Requisite disclosures in terms of the provisions of Section 197 of the Act read with Rule 5 (1) of the Companies (Appointment and Remuneration of Managerial Personnel) Rules, 2014 is annexed to this report. None of the employee of the Company is in receipt of remuneration of Rs 1.02 Crores per annum/ Rs 8.50 Lacs per month or more during the FY 2017-18. The information required under Rule 5 (2) & 5(3) of the Companies (Appointment and Remuneration of Managerial Personnel) Rules, 2014, will be provided upon request.

In compliance with provisions of section 136(1) of the Companies Act, 2013, the Audited Financial Statements along with other reports are sent to every member of the Company, excluding the information on employees particulars, which is available for inspection at the Corporate Office of the company during working day (except Saturday) upto the date of ensuing Annual General Meeting.
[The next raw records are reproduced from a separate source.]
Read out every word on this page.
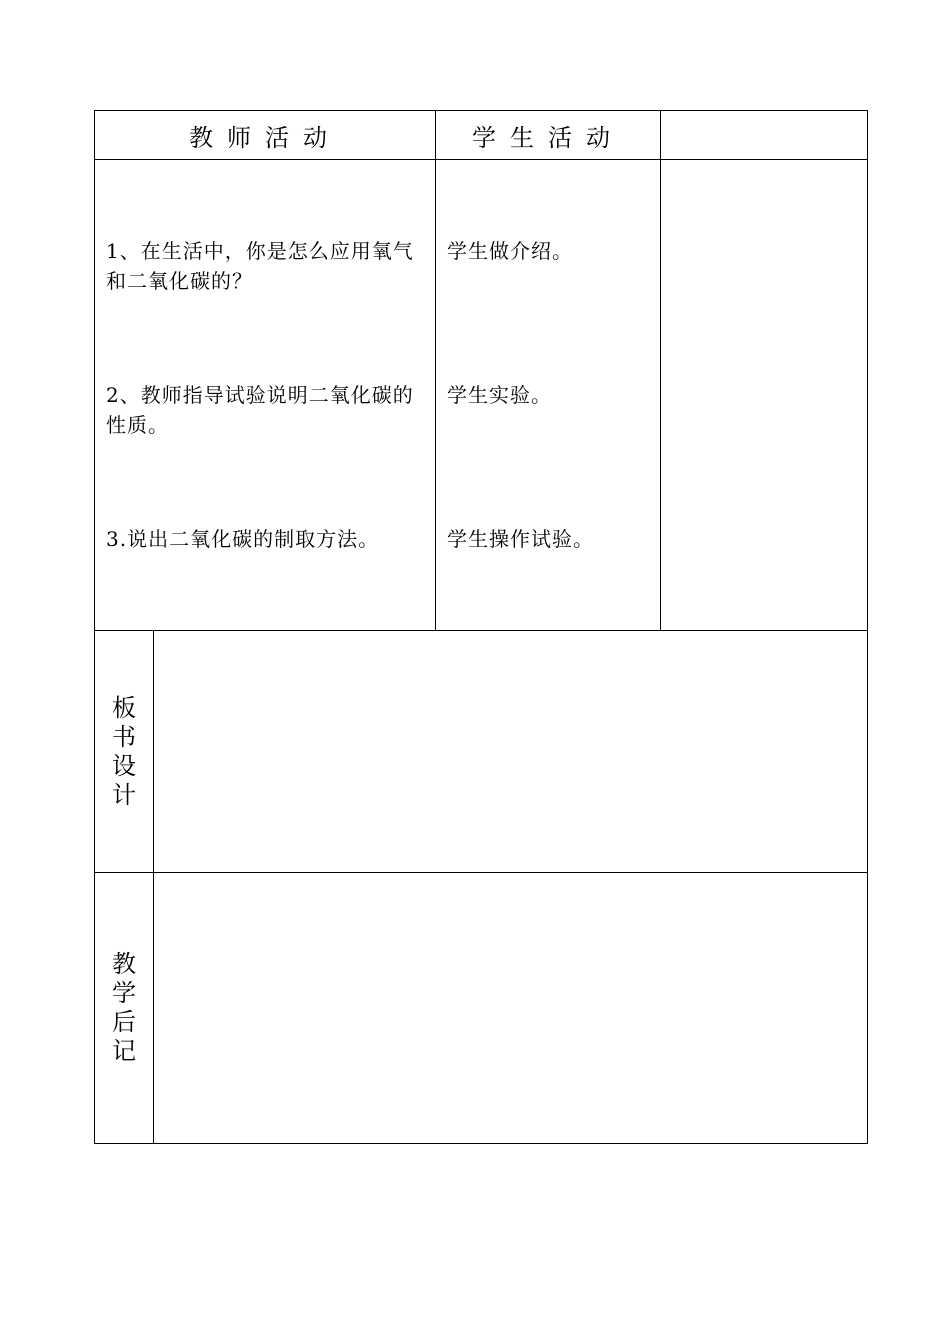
教师活动	学生活动
1、在生活中，你是怎么应用氧气
和二氧化碳的？
2、教师指导试验说明二氧化碳的
性质。
3.说出二氧化碳的制取方法。
学生做介绍。
学生实验。
学生操作试验。
板
书
设
计
教
学
后
记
Any member who is interested in obtaining copy thereof, such member may write to the Company Secretary.


The information required u/s. 217(1)(e) of the Companies Act, 1956 read with Rule 2 of the Companies (Disclosure of Particulars in the Report of Board of Directors) Rules, 1988 is furnished hereunder :

I. Energy Conservation and Technology Absorption:

Details of energy conservation, technology absorption by the Company along with the information in accordance with the provisions of Section 134(3)(m) of the Companies Act,2013 read with Rule 8(3) of the Companies (Accounts) Rules,2014 is annexed to this report.

II. Foreign Exchange Earning and Outgo :

Particulars of foreign currency earnings and outgo during the year are given in Note 37 & 38 to Standalone Financial Statement.


We sincerely thank all our investors, customers, suppliers, bankers, business partners/ associates, financial institutions and government authorities for their continued co-operation, trust, support and guidance. We also take this opportunity to express our deep appreciation for the contribution, hard work, dedication and commitment of all our employees who have been one of the major driving factors for the companys growth and progress.